Sometimes bad is good.

I had gotten on the subject because we saw someone wring by with a McDonald’s bag and I joked and said, we could go to McDonald’s. He answered back saying he would like to say that he would never again have coffee from McDonald’s. Or 7-11. Then he rethought it and said, well you never know I guess. I knew what he meant though. I told him about how I used to have to take the 5:30 am ferry to get to my yoga class in Hong Kong that started at 7:00 because the next ferry would get me there too late. And so I always had this strange 45 minutes of very quiet early morning time in Happy Valley where nothing was open except for McDonald’s, and so I would go to the McCafe and get coffee. How was it, he wanted to know. I don’t know, I answered. You know, like I don’t totally remember. I mostly remember just having this little bit of totally quiet time where the light was coming up and there were just a few people around. Sometimes I would go sit near the park outside the race track and watch people do tai chi. It seemed like it was always sweeter than it should have been. The coffee I mean. Even though I never put sugar in it. But then, so much in Asia was always sweeter than it should have been, especially the coffee.

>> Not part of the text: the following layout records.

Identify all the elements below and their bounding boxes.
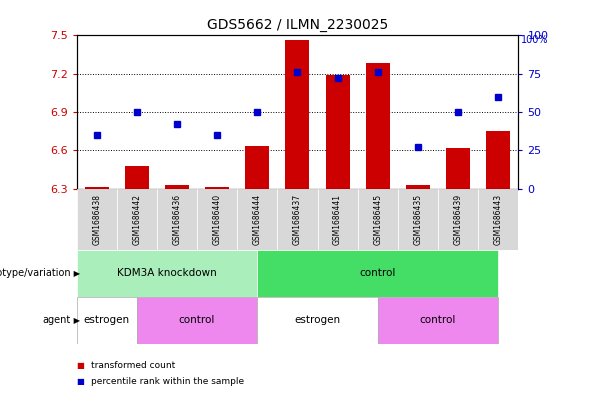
Text: control: control xyxy=(359,268,396,278)
Bar xyxy=(165,185,189,189)
Bar xyxy=(358,189,398,250)
Text: KDM3A knockdown: KDM3A knockdown xyxy=(117,268,217,278)
Bar xyxy=(117,189,157,250)
Bar xyxy=(478,189,518,250)
Bar xyxy=(257,250,498,297)
Text: estrogen: estrogen xyxy=(84,315,130,325)
Bar xyxy=(398,189,438,250)
Bar xyxy=(205,187,229,189)
Text: percentile rank within the sample: percentile rank within the sample xyxy=(91,377,244,386)
Text: ■: ■ xyxy=(77,377,84,386)
Text: GSM1686444: GSM1686444 xyxy=(253,193,262,245)
Text: GSM1686442: GSM1686442 xyxy=(133,194,141,244)
Text: transformed count: transformed count xyxy=(91,361,176,370)
Text: agent: agent xyxy=(42,315,71,325)
Bar xyxy=(257,297,378,344)
Bar xyxy=(438,189,478,250)
Text: ▶: ▶ xyxy=(71,316,80,325)
Bar xyxy=(77,189,117,250)
Text: estrogen: estrogen xyxy=(294,315,340,325)
Text: GSM1686438: GSM1686438 xyxy=(92,194,101,244)
Bar xyxy=(157,189,197,250)
Bar xyxy=(77,250,257,297)
Text: GSM1686435: GSM1686435 xyxy=(413,193,422,245)
Bar xyxy=(317,189,358,250)
Bar xyxy=(125,165,149,189)
Bar xyxy=(197,189,237,250)
Bar xyxy=(137,297,257,344)
Text: GSM1686443: GSM1686443 xyxy=(494,193,503,245)
Bar xyxy=(245,147,269,189)
Text: genotype/variation: genotype/variation xyxy=(0,268,71,278)
Text: ■: ■ xyxy=(77,361,84,370)
Bar xyxy=(446,148,470,189)
Text: control: control xyxy=(179,315,215,325)
Text: GSM1686439: GSM1686439 xyxy=(454,193,462,245)
Text: GSM1686437: GSM1686437 xyxy=(293,193,302,245)
Bar xyxy=(85,187,109,189)
Bar xyxy=(378,297,498,344)
Text: control: control xyxy=(420,315,456,325)
Text: 100%: 100% xyxy=(521,35,549,45)
Bar xyxy=(366,63,390,189)
Bar xyxy=(237,189,277,250)
Bar xyxy=(326,75,350,189)
Bar xyxy=(77,297,137,344)
Bar xyxy=(486,131,510,189)
Title: GDS5662 / ILMN_2230025: GDS5662 / ILMN_2230025 xyxy=(207,18,388,31)
Bar xyxy=(406,185,430,189)
Text: GSM1686441: GSM1686441 xyxy=(333,194,342,244)
Text: GSM1686440: GSM1686440 xyxy=(213,193,221,245)
Text: GSM1686445: GSM1686445 xyxy=(373,193,382,245)
Bar xyxy=(277,189,317,250)
Text: ▶: ▶ xyxy=(71,269,80,277)
Text: GSM1686436: GSM1686436 xyxy=(173,193,181,245)
Bar xyxy=(286,40,309,189)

Sometimes when I look around my neighborhood, especially on Mission Street in the morning, I can get that feeling I used to feel who I was walking around cities in far away places early in the morning. My neighborhood can be very “developing nation” in aesthetic, if you know what I mean. And I have always had a penchant for the seemingly unplanned juxtaposition of old/new, rich/poor, clean/dirty. Your basic urban experience. [Excluding SNG, of course.]

This morning I grasped more urgently at the familiar feeling: early morning, city, far away, edgy, dirty, perhaps. I was almost there, walking along Sukhumvit, looking for a coffee shop or a street stall to get some fresh fruit. But then it was gone. I was in San Francisco after all, in my own neighborhood, knowing exactly where I was going and what I would be doing this fine ombre day in my city by the bay.

Sometimes good is bad.

This frustrates me, sometimes even depresses me. Here is me chasing my dragon. In the midst of considering how the sidewalk between 23rd and 24th on Mission could be a sidewalk in so many other places, it hit me. The difference was not in the observations of what is certainly one thing or another. The difference is the mindset of being far afield. No matter where I have traveled, or how much I have planned on said travels, there is a permanent sense of the unknown as I walk down those distant streets. It is the simple notion that anything could happen and that I could literally do anything I want. Truthfully, that is a load of horse shit, but the feeling is always there. When I was traveling and I would be running out of money it was fun, like an adventure or a puzzle… What would I, or maybe we, do next. When that happens here, I just feel like a loser. I am confused as to what leads to this difference. There when scheduling or transport snafus happened, it was all part of the experience. Here, when stuff goes awry it is a total shitshow. And stressful.

And that is it. That is the entire grass is greener thing I was trying to get at a few weeks back. It is the completely voluntary choice to believe that right now, right this very minute, I could do whatever I want to do – and that anything could happen. This reality remains constant in both scenarios, particularly the anything could happen element. It is hilarious when one takes a moment to consider it; that we eliminate the possibility that anything could happen because we think we know exactly what is going to go down only because we are in a more familiar place. Here I have to… do all these things, meet all these people, take care of all this shit. Just like what my friends would say to me from here while I was there. And there… I have all these things I can do, all these people I can see, and all these things I can manage because I am experienced. Just like I hear all my friends who are there say, when I am here.

Wow. Semantics.

Sometimes good is good. Or maybe it just is.



*written a few weeks back, if that matters.